Saturday, April 08, 2006

The Gospel of Judas

Are you Ready to Give a Response?

1 Peter 3:5 but in your hearts regard Christ the Lord as holy, always being prepared to make a defense to anyone who asks you for a reason for the hope that is in you; (ESV)

You may or may not have heard about the The Gospel of Judas...but if you watch the news or read the paper you will. This is going to be a common conversation piece for a bit...especially since the Da Vinci Code is being made into a movie.

I'm writing this post so that we might be able to talk about the Gospel of Judas from a Christian perspective.

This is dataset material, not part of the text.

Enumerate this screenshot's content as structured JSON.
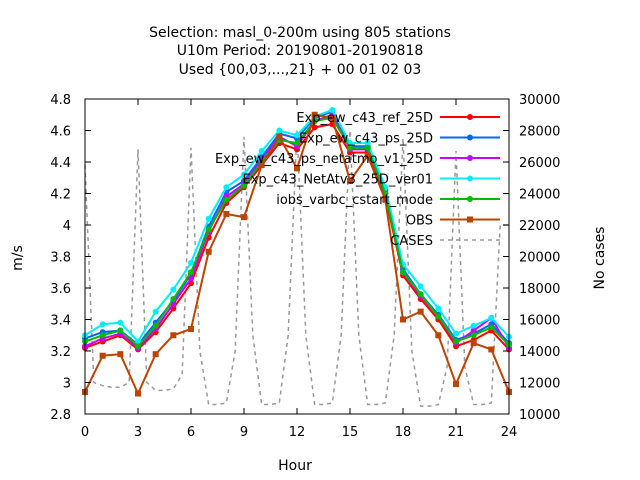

Here are a few things to note regarding The Gospel of Judas that was just released by the National Geographic Society. (Most of this information came from either what I have learned in church history classes, or from Al Mohler’s radio show/commentary.)

(1) The Gospel of Judas was referred to in a letter that Irenaeus wrote in 180A.D. so this text isn’t a new thing that was unknown until the present time; however, we have not had the text in written form until now. This is clearly a second century text as opposed to everything in the New Testament canon which is from the first century. So this has no bearing as to how we should view the New Testament as we have it. Anything with apostolic first century roots could possibly be considered credible. However, this is from the second century and has Gnostic roots…something which the church ruled out that same century as not being the same gospel as what the apostles preached. This is clearly a different gospel from the quotes that I have heard…heed the warning of Galatians 1:8-9

“8 But even if we or an angel from heaven should preach to you a gospel contrary to the one we preached to you, let him be accursed. 9 As we have said before, so now I say again: If anyone is preaching to you a gospel contrary to the one you received, let him be accursed. (ESV)”

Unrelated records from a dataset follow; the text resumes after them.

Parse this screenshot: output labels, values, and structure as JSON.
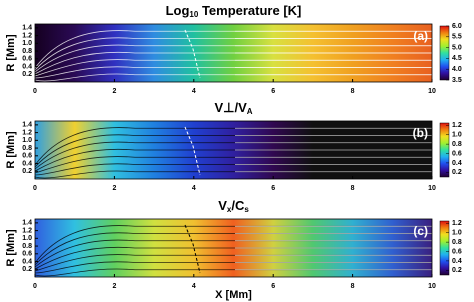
{
  "chart_data": [
    {
      "type": "contour",
      "title_parts": [
        {
          "text": "Log"
        },
        {
          "sub": "10"
        },
        {
          "text": " Temperature [K]"
        }
      ],
      "label": "(a)",
      "ylabel": "R [Mm]",
      "xlim": [
        0,
        10
      ],
      "xticks": [
        0,
        2,
        4,
        6,
        8,
        10
      ],
      "ylim": [
        0,
        1.5
      ],
      "yticks": [
        0.2,
        0.4,
        0.6,
        0.8,
        {
          "value": 1,
          "label": "1.0"
        },
        1.2,
        1.4
      ],
      "field_colors": [
        "#150020",
        "#2a0a55",
        "#3030c0",
        "#2f8ce0",
        "#20c0a0",
        "#70d040",
        "#d8e040",
        "#f4c030",
        "#f0a020",
        "#f08020",
        "#e86020"
      ],
      "colorbar": {
        "lim": [
          3.5,
          6.0
        ],
        "ticks": [
          {
            "value": 3.5,
            "label": "3.5"
          },
          {
            "value": 4,
            "label": "4.0"
          },
          {
            "value": 4.5,
            "label": "4.5"
          },
          {
            "value": 5,
            "label": "5.0"
          },
          {
            "value": 5.5,
            "label": "5.5"
          },
          {
            "value": 6,
            "label": "6.0"
          }
        ]
      }
    },
    {
      "type": "contour",
      "title_parts": [
        {
          "text": "V⊥/V"
        },
        {
          "sub": "A"
        }
      ],
      "label": "(b)",
      "ylabel": "R [Mm]",
      "xlim": [
        0,
        10
      ],
      "xticks": [
        0,
        2,
        4,
        6,
        8,
        10
      ],
      "ylim": [
        0,
        1.5
      ],
      "yticks": [
        0.2,
        0.4,
        0.6,
        0.8,
        {
          "value": 1,
          "label": "1.0"
        },
        1.2,
        1.4
      ],
      "field_colors": [
        "#30a0e0",
        "#f0d030",
        "#30c0e0",
        "#2080e0",
        "#2040d0",
        "#3020a0",
        "#300850",
        "#101010",
        "#101010",
        "#101010",
        "#101010"
      ],
      "colorbar": {
        "lim": [
          0.1,
          1.25
        ],
        "ticks": [
          0.2,
          0.4,
          0.6,
          0.8,
          {
            "value": 1,
            "label": "1.0"
          },
          1.2
        ]
      }
    },
    {
      "type": "contour",
      "title_parts": [
        {
          "text": "V"
        },
        {
          "sub": "x"
        },
        {
          "text": "/C"
        },
        {
          "sub": "s"
        }
      ],
      "label": "(c)",
      "ylabel": "R [Mm]",
      "xlabel": "X [Mm]",
      "xlim": [
        0,
        10
      ],
      "xticks": [
        0,
        2,
        4,
        6,
        8,
        10
      ],
      "ylim": [
        0,
        1.5
      ],
      "yticks": [
        0.2,
        0.4,
        0.6,
        0.8,
        {
          "value": 1,
          "label": "1.0"
        },
        1.2,
        1.4
      ],
      "field_colors": [
        "#3060e0",
        "#30c0e0",
        "#60d060",
        "#d0e040",
        "#f0c030",
        "#f06020",
        "#d0d040",
        "#50c870",
        "#30b0d0",
        "#3060d0",
        "#3a2080"
      ],
      "colorbar": {
        "lim": [
          0.1,
          1.25
        ],
        "ticks": [
          0.2,
          0.4,
          0.6,
          0.8,
          {
            "value": 1,
            "label": "1.0"
          },
          1.2
        ]
      }
    }
  ],
  "colorbar_colors": [
    "#200030",
    "#3010a0",
    "#2050f0",
    "#20b0f0",
    "#30e0a0",
    "#a0f030",
    "#f0e020",
    "#f08010",
    "#e01010"
  ]
}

(2) Here are a few critiques of the text of the Gospel of Judas:
(I wrote these quotes down while listening…so punctuation and phrasing is not necessarily 100% correct. I just put these in here to give an idea of what's going on in the text.)
Jesus to Judas: “But you will exceed all of them. For you will sacrifice the man that clothes me.”

This passage alludes to the idea that Christ is clothed in the unholy body, and that Judas was responsible for separating Christ’s holy spirit from the filthy unholy body. This is very Gnostic and goes against all other biblical teaching. Gnostics taught that matter has always been evil, but we know from the Bible’s creation account that it was originally good (There’s more, but I’m trying to be concise).

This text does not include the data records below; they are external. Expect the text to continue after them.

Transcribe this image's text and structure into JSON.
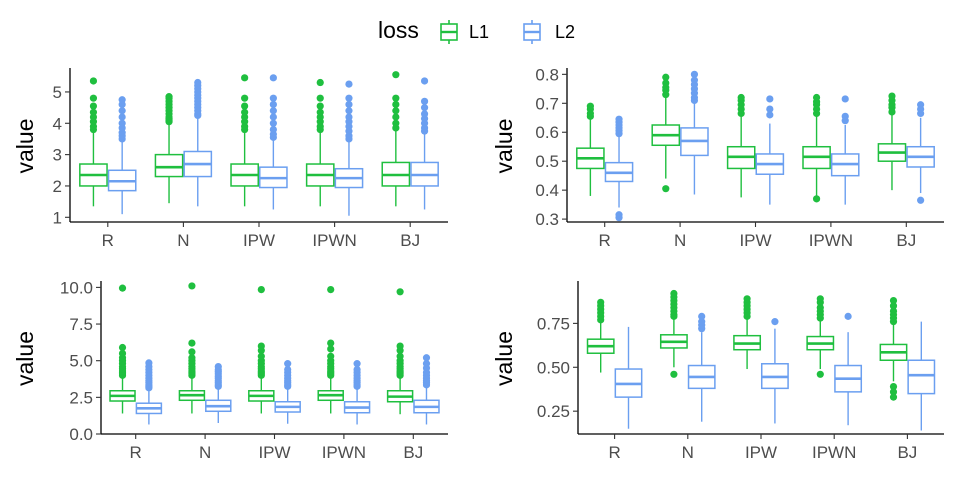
{
  "legend": {
    "title": "loss",
    "entries": [
      {
        "label": "L1",
        "color": "#1fbf3f"
      },
      {
        "label": "L2",
        "color": "#6b9ff0"
      }
    ]
  },
  "chart_data": [
    {
      "type": "boxplot",
      "panel": "top-left",
      "ylabel": "value",
      "xlabel": "",
      "categories": [
        "R",
        "N",
        "IPW",
        "IPWN",
        "BJ"
      ],
      "ylim": [
        0.85,
        5.7
      ],
      "yticks": [
        1,
        2,
        3,
        4,
        5
      ],
      "series": [
        {
          "name": "L1",
          "boxes": [
            {
              "q1": 2.0,
              "med": 2.35,
              "q3": 2.7,
              "lo": 1.35,
              "hi": 3.75,
              "out": [
                3.8,
                3.9,
                4.05,
                4.2,
                4.35,
                4.55,
                4.8,
                5.35
              ]
            },
            {
              "q1": 2.3,
              "med": 2.6,
              "q3": 3.0,
              "lo": 1.45,
              "hi": 4.0,
              "out": [
                4.05,
                4.1,
                4.15,
                4.2,
                4.3,
                4.4,
                4.5,
                4.6,
                4.7,
                4.8,
                4.85
              ]
            },
            {
              "q1": 2.0,
              "med": 2.35,
              "q3": 2.7,
              "lo": 1.35,
              "hi": 3.75,
              "out": [
                3.8,
                3.9,
                4.05,
                4.2,
                4.35,
                4.55,
                4.8,
                5.45
              ]
            },
            {
              "q1": 2.0,
              "med": 2.35,
              "q3": 2.7,
              "lo": 1.35,
              "hi": 3.75,
              "out": [
                3.8,
                3.9,
                4.05,
                4.2,
                4.35,
                4.55,
                4.8,
                5.3
              ]
            },
            {
              "q1": 2.0,
              "med": 2.35,
              "q3": 2.75,
              "lo": 1.35,
              "hi": 3.8,
              "out": [
                3.85,
                4.0,
                4.2,
                4.4,
                4.6,
                4.8,
                5.55
              ]
            }
          ]
        },
        {
          "name": "L2",
          "boxes": [
            {
              "q1": 1.85,
              "med": 2.15,
              "q3": 2.5,
              "lo": 1.1,
              "hi": 3.45,
              "out": [
                3.5,
                3.6,
                3.7,
                3.85,
                4.0,
                4.2,
                4.4,
                4.6,
                4.75
              ]
            },
            {
              "q1": 2.3,
              "med": 2.7,
              "q3": 3.1,
              "lo": 1.35,
              "hi": 4.2,
              "out": [
                4.25,
                4.3,
                4.4,
                4.5,
                4.6,
                4.7,
                4.8,
                4.9,
                5.0,
                5.1,
                5.2,
                5.3
              ]
            },
            {
              "q1": 1.95,
              "med": 2.25,
              "q3": 2.6,
              "lo": 1.25,
              "hi": 3.5,
              "out": [
                3.55,
                3.65,
                3.8,
                4.0,
                4.2,
                4.4,
                4.6,
                4.8,
                5.45
              ]
            },
            {
              "q1": 1.95,
              "med": 2.25,
              "q3": 2.55,
              "lo": 1.05,
              "hi": 3.45,
              "out": [
                3.5,
                3.6,
                3.75,
                3.9,
                4.05,
                4.2,
                4.4,
                4.6,
                4.8,
                5.25
              ]
            },
            {
              "q1": 2.0,
              "med": 2.35,
              "q3": 2.75,
              "lo": 1.25,
              "hi": 3.7,
              "out": [
                3.75,
                3.85,
                4.0,
                4.15,
                4.3,
                4.5,
                4.7,
                5.35
              ]
            }
          ]
        }
      ]
    },
    {
      "type": "boxplot",
      "panel": "top-right",
      "ylabel": "value",
      "xlabel": "",
      "categories": [
        "R",
        "N",
        "IPW",
        "IPWN",
        "BJ"
      ],
      "ylim": [
        0.29,
        0.815
      ],
      "yticks": [
        0.3,
        0.4,
        0.5,
        0.6,
        0.7,
        0.8
      ],
      "series": [
        {
          "name": "L1",
          "boxes": [
            {
              "q1": 0.475,
              "med": 0.51,
              "q3": 0.545,
              "lo": 0.38,
              "hi": 0.645,
              "out": [
                0.655,
                0.665,
                0.68,
                0.69
              ]
            },
            {
              "q1": 0.555,
              "med": 0.59,
              "q3": 0.625,
              "lo": 0.44,
              "hi": 0.725,
              "out": [
                0.73,
                0.745,
                0.755,
                0.77,
                0.79,
                0.405
              ]
            },
            {
              "q1": 0.475,
              "med": 0.515,
              "q3": 0.55,
              "lo": 0.375,
              "hi": 0.655,
              "out": [
                0.665,
                0.68,
                0.695,
                0.71,
                0.72
              ]
            },
            {
              "q1": 0.475,
              "med": 0.515,
              "q3": 0.55,
              "lo": 0.38,
              "hi": 0.655,
              "out": [
                0.665,
                0.68,
                0.695,
                0.705,
                0.72,
                0.37
              ]
            },
            {
              "q1": 0.5,
              "med": 0.53,
              "q3": 0.56,
              "lo": 0.4,
              "hi": 0.66,
              "out": [
                0.67,
                0.685,
                0.695,
                0.71,
                0.725
              ]
            }
          ]
        },
        {
          "name": "L2",
          "boxes": [
            {
              "q1": 0.43,
              "med": 0.46,
              "q3": 0.495,
              "lo": 0.34,
              "hi": 0.585,
              "out": [
                0.595,
                0.605,
                0.615,
                0.625,
                0.635,
                0.645,
                0.315,
                0.305
              ]
            },
            {
              "q1": 0.52,
              "med": 0.57,
              "q3": 0.615,
              "lo": 0.385,
              "hi": 0.7,
              "out": [
                0.71,
                0.72,
                0.735,
                0.75,
                0.765,
                0.78,
                0.8
              ]
            },
            {
              "q1": 0.455,
              "med": 0.49,
              "q3": 0.525,
              "lo": 0.35,
              "hi": 0.63,
              "out": [
                0.66,
                0.68,
                0.715
              ]
            },
            {
              "q1": 0.45,
              "med": 0.49,
              "q3": 0.525,
              "lo": 0.35,
              "hi": 0.625,
              "out": [
                0.64,
                0.655,
                0.715
              ]
            },
            {
              "q1": 0.48,
              "med": 0.515,
              "q3": 0.55,
              "lo": 0.39,
              "hi": 0.65,
              "out": [
                0.665,
                0.68,
                0.695,
                0.365
              ]
            }
          ]
        }
      ]
    },
    {
      "type": "boxplot",
      "panel": "bottom-left",
      "ylabel": "value",
      "xlabel": "",
      "categories": [
        "R",
        "N",
        "IPW",
        "IPWN",
        "BJ"
      ],
      "ylim": [
        0,
        10.3
      ],
      "yticks": [
        0.0,
        2.5,
        5.0,
        7.5,
        10.0
      ],
      "tick_labels": [
        "0.0",
        "2.5",
        "5.0",
        "7.5",
        "10.0"
      ],
      "series": [
        {
          "name": "L1",
          "boxes": [
            {
              "q1": 2.25,
              "med": 2.6,
              "q3": 2.95,
              "lo": 1.4,
              "hi": 3.95,
              "out": [
                4.0,
                4.1,
                4.2,
                4.3,
                4.45,
                4.6,
                4.8,
                5.0,
                5.2,
                5.5,
                5.9,
                9.95
              ]
            },
            {
              "q1": 2.3,
              "med": 2.65,
              "q3": 2.95,
              "lo": 1.4,
              "hi": 3.95,
              "out": [
                4.0,
                4.1,
                4.2,
                4.3,
                4.45,
                4.6,
                4.8,
                5.0,
                5.2,
                5.6,
                6.2,
                10.1
              ]
            },
            {
              "q1": 2.25,
              "med": 2.6,
              "q3": 2.95,
              "lo": 1.4,
              "hi": 3.95,
              "out": [
                4.0,
                4.1,
                4.2,
                4.3,
                4.45,
                4.6,
                4.8,
                5.0,
                5.3,
                5.7,
                6.0,
                9.85
              ]
            },
            {
              "q1": 2.3,
              "med": 2.65,
              "q3": 2.95,
              "lo": 1.4,
              "hi": 3.95,
              "out": [
                4.0,
                4.1,
                4.2,
                4.3,
                4.45,
                4.6,
                4.8,
                5.0,
                5.3,
                5.8,
                6.2,
                9.85
              ]
            },
            {
              "q1": 2.2,
              "med": 2.55,
              "q3": 2.95,
              "lo": 1.35,
              "hi": 3.95,
              "out": [
                4.0,
                4.1,
                4.2,
                4.3,
                4.45,
                4.6,
                4.8,
                5.0,
                5.3,
                5.7,
                6.0,
                9.7
              ]
            }
          ]
        },
        {
          "name": "L2",
          "boxes": [
            {
              "q1": 1.4,
              "med": 1.75,
              "q3": 2.1,
              "lo": 0.65,
              "hi": 3.1,
              "out": [
                3.15,
                3.25,
                3.35,
                3.5,
                3.65,
                3.8,
                4.0,
                4.2,
                4.4,
                4.6,
                4.85
              ]
            },
            {
              "q1": 1.55,
              "med": 1.9,
              "q3": 2.3,
              "lo": 0.75,
              "hi": 3.2,
              "out": [
                3.25,
                3.35,
                3.5,
                3.65,
                3.8,
                3.95,
                4.1,
                4.25,
                4.4,
                4.6
              ]
            },
            {
              "q1": 1.5,
              "med": 1.85,
              "q3": 2.2,
              "lo": 0.7,
              "hi": 3.2,
              "out": [
                3.25,
                3.35,
                3.5,
                3.65,
                3.8,
                4.0,
                4.2,
                4.4,
                4.8
              ]
            },
            {
              "q1": 1.45,
              "med": 1.8,
              "q3": 2.2,
              "lo": 0.65,
              "hi": 3.2,
              "out": [
                3.25,
                3.35,
                3.5,
                3.65,
                3.8,
                4.0,
                4.2,
                4.4,
                4.8
              ]
            },
            {
              "q1": 1.45,
              "med": 1.85,
              "q3": 2.3,
              "lo": 0.65,
              "hi": 3.3,
              "out": [
                3.35,
                3.5,
                3.65,
                3.8,
                4.0,
                4.2,
                4.5,
                4.8,
                5.2
              ]
            }
          ]
        }
      ]
    },
    {
      "type": "boxplot",
      "panel": "bottom-right",
      "ylabel": "value",
      "xlabel": "",
      "categories": [
        "R",
        "N",
        "IPW",
        "IPWN",
        "BJ"
      ],
      "ylim": [
        0.12,
        0.98
      ],
      "yticks": [
        0.25,
        0.5,
        0.75
      ],
      "tick_labels": [
        "0.25",
        "0.50",
        "0.75"
      ],
      "series": [
        {
          "name": "L1",
          "boxes": [
            {
              "q1": 0.58,
              "med": 0.62,
              "q3": 0.66,
              "lo": 0.47,
              "hi": 0.76,
              "out": [
                0.77,
                0.79,
                0.81,
                0.83,
                0.85,
                0.87
              ]
            },
            {
              "q1": 0.61,
              "med": 0.645,
              "q3": 0.685,
              "lo": 0.5,
              "hi": 0.78,
              "out": [
                0.79,
                0.8,
                0.82,
                0.84,
                0.86,
                0.88,
                0.9,
                0.92,
                0.46
              ]
            },
            {
              "q1": 0.6,
              "med": 0.635,
              "q3": 0.68,
              "lo": 0.49,
              "hi": 0.78,
              "out": [
                0.79,
                0.81,
                0.83,
                0.85,
                0.87,
                0.89
              ]
            },
            {
              "q1": 0.6,
              "med": 0.635,
              "q3": 0.675,
              "lo": 0.49,
              "hi": 0.77,
              "out": [
                0.78,
                0.8,
                0.82,
                0.84,
                0.87,
                0.89,
                0.46
              ]
            },
            {
              "q1": 0.54,
              "med": 0.585,
              "q3": 0.63,
              "lo": 0.42,
              "hi": 0.75,
              "out": [
                0.76,
                0.78,
                0.8,
                0.82,
                0.85,
                0.88,
                0.39,
                0.36,
                0.33
              ]
            }
          ]
        },
        {
          "name": "L2",
          "boxes": [
            {
              "q1": 0.33,
              "med": 0.405,
              "q3": 0.49,
              "lo": 0.15,
              "hi": 0.73,
              "out": []
            },
            {
              "q1": 0.38,
              "med": 0.445,
              "q3": 0.51,
              "lo": 0.19,
              "hi": 0.7,
              "out": [
                0.72,
                0.74,
                0.76,
                0.79
              ]
            },
            {
              "q1": 0.38,
              "med": 0.445,
              "q3": 0.52,
              "lo": 0.18,
              "hi": 0.72,
              "out": [
                0.76
              ]
            },
            {
              "q1": 0.36,
              "med": 0.435,
              "q3": 0.51,
              "lo": 0.17,
              "hi": 0.7,
              "out": [
                0.79
              ]
            },
            {
              "q1": 0.35,
              "med": 0.455,
              "q3": 0.54,
              "lo": 0.14,
              "hi": 0.76,
              "out": []
            }
          ]
        }
      ]
    }
  ]
}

Jesus to Judas: “Judas your star has led you astray. No person of mortal birth is worthy to enter the house you have seen. Neither the sun nor the moon will rule there nor the day, but the holy will abide there always in the eternal realm with the holy angels. Look I have explained to you the mysteries of the kingdom, and I have taught you the error of the stars and I send it on the twelve aeons.”

Judas to Jesus: “Master could it be that my seed is under the control of the rulers?”

Jesus to Judas: No, you will become the thirteenth and you will be cursed by other generations and you will come to rule over them. In the last days they will curse your ascent to the holy generation.

This is a very astrological worldview (as Al Mohler's radio show points out). Honestly, I’m not sure how you could actually hold this up against the gospels that have been universally accepted by the Church over time and geography and think that it is truth as well. As you learn more about what the Gnostics believed you will probably be amazed at how crazy it sounds compared to what the Bible teaches. They believe that these are secret teachings/knowledge the “gnosis” of the Apostles passed in a secret inner circle. It’s interesting though that none of the proponents of this “Gnosticism” were even the disciples of the Apostles…so how could they really claim that this is secret knowledge passed down from the apostles? They couldn’t! The disciples of the Apostles did not teach this “gnosis.”

(3) The “Gospel of Judas” is one of many Gnostic Gospels catching some attention lately…test what you read if you read them against the Word to see if they are true. You’ll see that there are many, many discrepancies.

(4) The Coptic Orthodox Church denies the credibility of this document. The following is from Al Mohler’s commentary (click here to see the commentary):

“Metropolitan Bishoy, leader of the Coptic Orthodox Church, dismissed The Gospel of Judas as 'non-Christian babbling resulting from a group of people trying to create a false 'amalgam' between the Greek mythology and Far East religions with Christianity . . . They were written by a group of people who were aliens to the main Christian stream of the early Christianity. These texts are neither reliable nor accurate Christian texts, as they are historically and logically alien to the main Christian thinking and philosophy of the early and present Christians.' The Metropolitan is right, but we are better armed to face the heresies of our own day if we face with honesty the heresies of times past.”
So even though this is a Coptic text the Coptic Orthodox Church is by no means endorsing this text.

Listen to Al Mohler’s radio show on this here.

(5) The text does not pass the "catholicity" test. The entire early to contemporary church has not accepted this text in the New Testament canon.


Hopefully this helps clarify a few things.